En 2008, Mme Major a engagé des poursuites judiciaires contre l'exploitant d'un forum où des citoyens tenaient des propos diffamatoires à son endroit. Une injonction interlocutoire provisoire force alors la fermeture du site dans l'attente d'un jugement. Quelques mois plus tard, une juge de la Cour supérieure donne raison à la plaignante. En 2010, la Cour d'appel annule cette décision, affirmant que «la liberté d'expression est à la vie démocratique ce qu'est l'oxygène au corps humain: essentielle». Cout de l'opération pour la municipalité de Rawdon: environ 600 000 $.
«Fermer le site n'était peut-être pas le meilleur moyen de résoudre le litige. Il aurait suffi de caviarder les propos injurieux. Cette histoire illustre à quel point la justice est une lourde machine qui coute cher et qui prend du temps. Ce n'est pas toujours l'instrument idéal pour freiner de tels comportements. À certains égards, c'est comme si l'on se servait d'un canon pour tuer une mouche», croit Vincent Gautrais, qui préconise une autre approche, celle de l'éducation des citoyens de demain. «Je milite pour la création d'un cours de technologie 101 à l'école secondaire où, par exemple, les adolescents seraient sensibilisés au fait que les réseaux sociaux sont des lieux publics et où on leur enseignerait à bloquer l'action d'un harceleur sur Facebook», déclare celui qui utilise depuis longtemps les médias sociaux comme outil pédagogique.

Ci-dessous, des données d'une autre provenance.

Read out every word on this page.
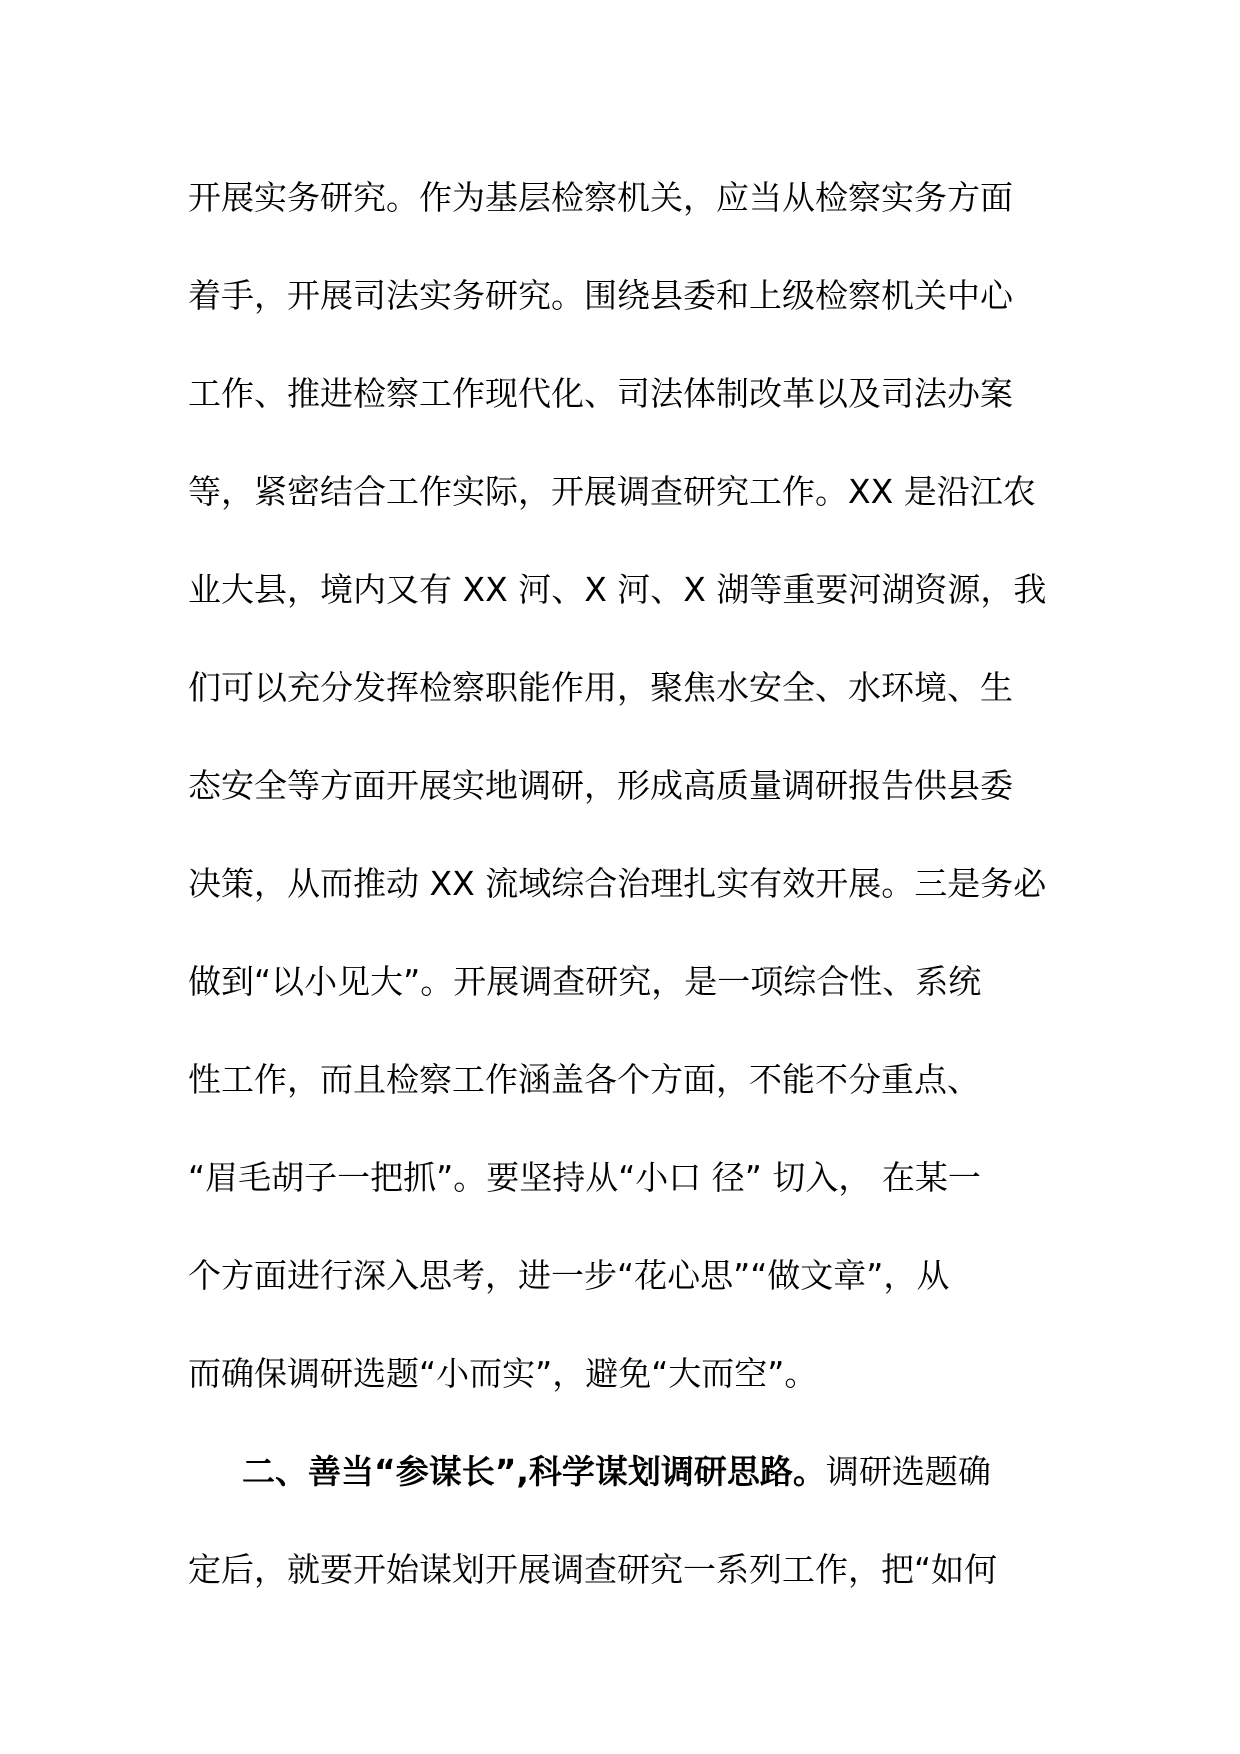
开展实务研究。作为基层检察机关，应当从检察实务方面
着手，开展司法实务研究。围绕县委和上级检察机关中心
工作、推进检察工作现代化、司法体制改革以及司法办案
等，紧密结合工作实际，开展调查研究工作。XX 是沿江农
业大县，境内又有 XX 河、X 河、X 湖等重要河湖资源，我
们可以充分发挥检察职能作用，聚焦水安全、水环境、生
态安全等方面开展实地调研，形成高质量调研报告供县委
决策，从而推动 XX 流域综合治理扎实有效开展。三是务必
做到“以小见大”。开展调查研究，是一项综合性、系统
性工作，而且检察工作涵盖各个方面，不能不分重点、
“眉毛胡子一把抓”。要坚持从“小口 径” 切入， 在某一
个方面进行深入思考，进一步“花心思”“做文章”，从
而确保调研选题“小而实”，避免“大而空”。
二、善当“参谋长”,科学谋划调研思路。调研选题确
定后，就要开始谋划开展调查研究一系列工作，把“如何
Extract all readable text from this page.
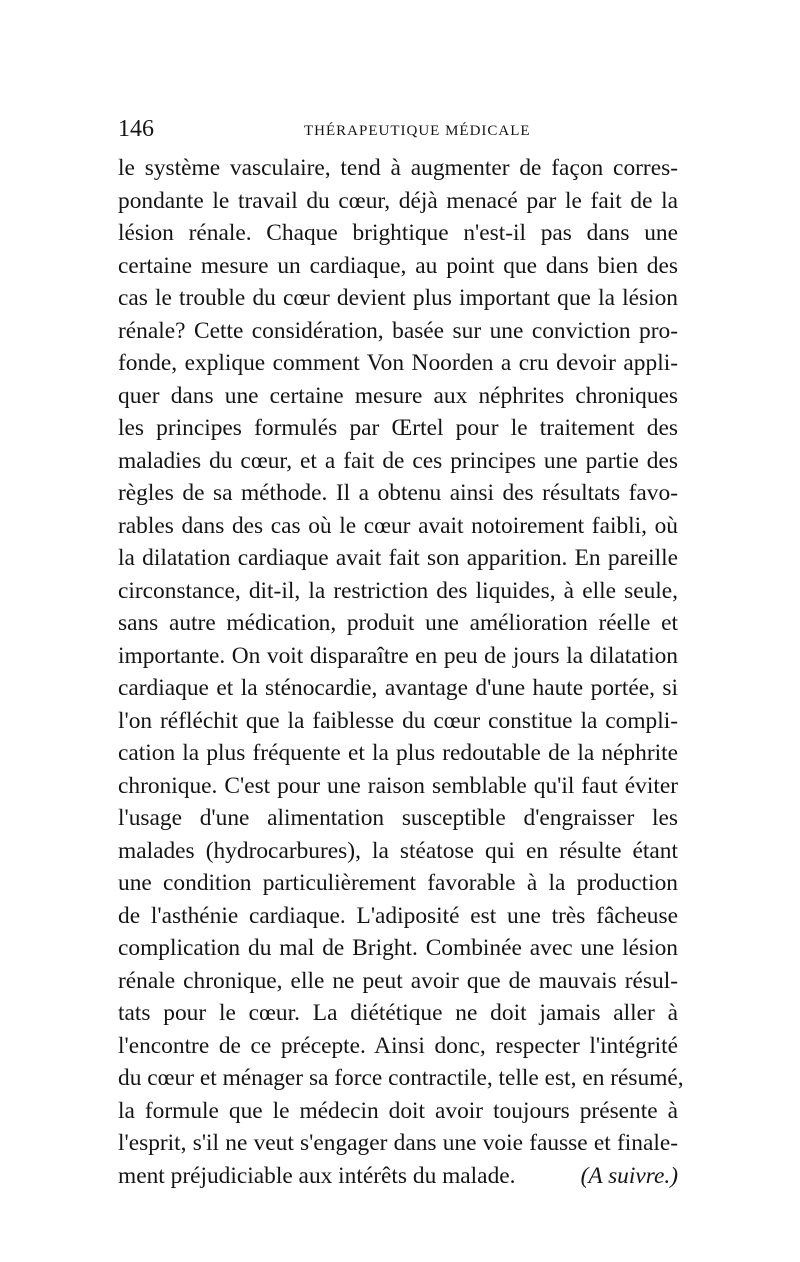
146	THÉRAPEUTIQUE MÉDICALE
le système vasculaire, tend à augmenter de façon corres-
pondante le travail du cœur, déjà menacé par le fait de la
lésion rénale. Chaque brightique n'est-il pas dans une
certaine mesure un cardiaque, au point que dans bien des
cas le trouble du cœur devient plus important que la lésion
rénale? Cette considération, basée sur une conviction pro-
fonde, explique comment Von Noorden a cru devoir appli-
quer dans une certaine mesure aux néphrites chroniques
les principes formulés par Œrtel pour le traitement des
maladies du cœur, et a fait de ces principes une partie des
règles de sa méthode. Il a obtenu ainsi des résultats favo-
rables dans des cas où le cœur avait notoirement faibli, où
la dilatation cardiaque avait fait son apparition. En pareille
circonstance, dit-il, la restriction des liquides, à elle seule,
sans autre médication, produit une amélioration réelle et
importante. On voit disparaître en peu de jours la dilatation
cardiaque et la sténocardie, avantage d'une haute portée, si
l'on réfléchit que la faiblesse du cœur constitue la compli-
cation la plus fréquente et la plus redoutable de la néphrite
chronique. C'est pour une raison semblable qu'il faut éviter
l'usage d'une alimentation susceptible d'engraisser les
malades (hydrocarbures), la stéatose qui en résulte étant
une condition particulièrement favorable à la production
de l'asthénie cardiaque. L'adiposité est une très fâcheuse
complication du mal de Bright. Combinée avec une lésion
rénale chronique, elle ne peut avoir que de mauvais résul-
tats pour le cœur. La diététique ne doit jamais aller à
l'encontre de ce précepte. Ainsi donc, respecter l'intégrité
du cœur et ménager sa force contractile, telle est, en résumé,
la formule que le médecin doit avoir toujours présente à
l'esprit, s'il ne veut s'engager dans une voie fausse et finale-
ment préjudiciable aux intérêts du malade.	(A suivre.)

Mais les enseignants semblent effrayés par le Web 2.0. «Ils ont une peur bleue de l'utilisation des médias sociaux par les jeunes, signale-t-il. Ils craignent qu'un jeune les photographie à leur insu quand, par exemple, ils piquent une colère en classe et mette en ligne cette image.»
Pour Vincent Gautrais, cette réaction viscérale est normale, car notre société est en transition. «Nous vivons présentement une révolution et le moyen classique de s'en protéger est de la repousser. Mais nous devons évoluer et considérer les aspects positifs des médias sociaux.»
C'est pourquoi il préfère entretenir l'espoir plutôt que le catastrophisme. «Comme le disait Jean-Paul II, n'ayez pas peur! Avec un peu d'accompagnement des parents et de l'école, nous arriverons à limiter les infractions virtuelles. Et n'oublions jamais que les jeunes ont une capacité d'adaptation bien plus grande que celle des adultes!»
REF . : Marie Lambert-Chan
Voir le clip
Ces résultats sont tirés de la deuxième phase du grand projet de recherche Les crimes dans le Web 2.0, piloté par Benoit Dupont, directeur du Centre international de criminologie comparée, et Vincent Gautrais, titulaire de la Chaire de l'Université de Montréal en droit de la sécurité et des affaires électroniques. Pour y arriver, ils ont analysé quelque 400 décisions prononcées un peu partout dans le monde.
«On a souvent tendance à croire qu'Internet a augmenté les risques de menaces et de harcèlement, alors que ce n'est pas vrai, remarque M. Gautrais. Ce sont les cas de diffamation qui ont explosé avec l'arrivée des médias sociaux.»
Selon lui, deux facteurs contribuent à cet accroissement: l'anonymat et la permanence de l'information. «Sous le couvert de l'anonymat, les utilisateurs laissent plus facilement tomber leurs inhibitions et tiennent des propos qui peuvent avoir de graves conséquences, observe-t-il. Contrairement à la radio ou à la télévision, ces propos demeurent en permanence sur le Web, au vu et au su de tous. Il y a là un potentiel d'atteinte à la réputation qui est sans doute plus grand dans les réseaux sociaux, maintenant que tout un chacun est capable de publier des informations.»
La solution : l'éducation
Les décisions étudiées par MM. Dupont et Gautrais démontrent, à divers degrés, l'immense difficulté de contrer légalement les propos diffamatoires sur le Web. Le cas de Louise Major, ancienne mairesse de Rawdon, en fait foi.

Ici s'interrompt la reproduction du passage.